Ermenistan ise, Türkiye’nin Turan yolu üzerinde stratejik bir engel olan, Orta Asya açılımının önüne set çekmede stratejik üs görevi gören, Kafkasya jeopolitik tablosunun önemli bir oyuncusudur. Orta Asya “Türki” cumhuriyetlerine ulaşmak isteyen Türkiye, Ermenistan’ı şimdilik Azerbaycan vasıtasıyla kontrol altına alma peşinde. Azerbaycan’ın son iki yıldır süren Karabağ’ı ele geçirme yönündeki saldırılarının asıl nedeni bu stratejik hedeftir. Bu nedenle Azerilerin haksız savaşını sonuna kadar destekliyor.

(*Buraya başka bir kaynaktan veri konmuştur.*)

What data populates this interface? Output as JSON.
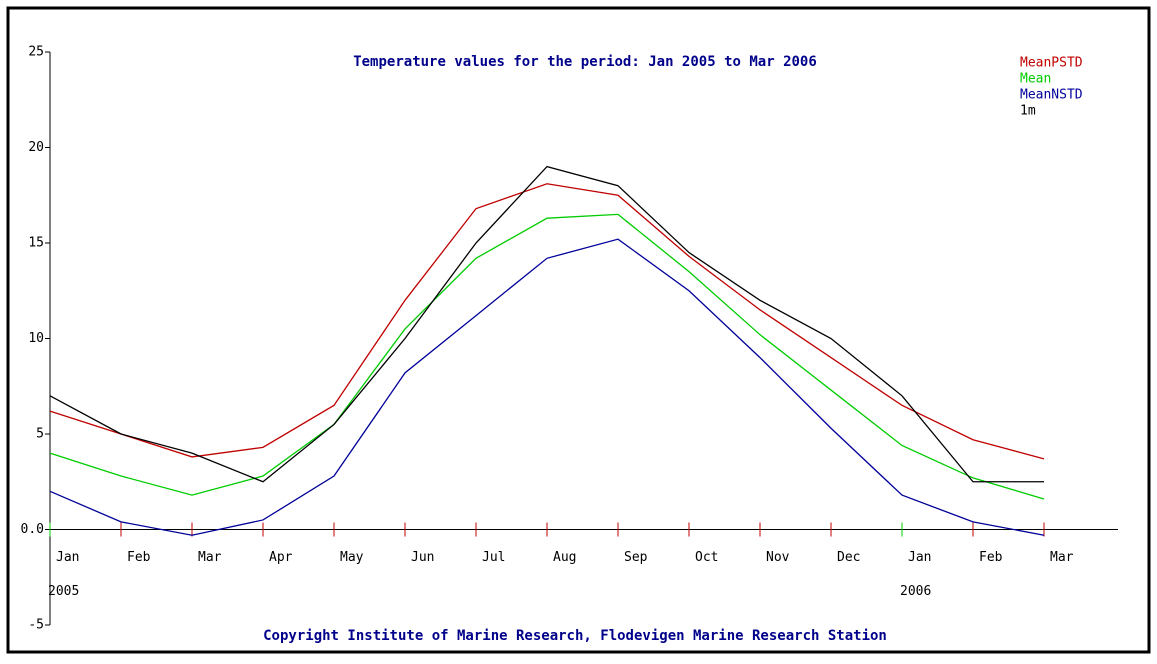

Ama dur denmedikçe, uygun konjonktürde, ideolojik Turan fantezisinin ikinci perdesinin Zengebur’da üçüncü perdesinin ise Erivan’da sahnelenmesi kuvvetle muhtemeldir.
Azerbaycan ile Ermenistan arasındaki tarihten gelen sorunların çözümü, bölgesel ve küresel güçler müdahale ettiği müddetçe mümkün olmayacaktır. Çünkü Karabağ ihtilafı halledilse bile sular durulmayacak, bu kez Zengezur koridoru sorunu Erdoğan’ın teşviki ve desteğiyle Aliyev tarafından gündeme getirilecek, sonuçta bütün dengeleri sarsacak bölgesel güçlerin müdahil olacağı bir savaş çıkacaktır.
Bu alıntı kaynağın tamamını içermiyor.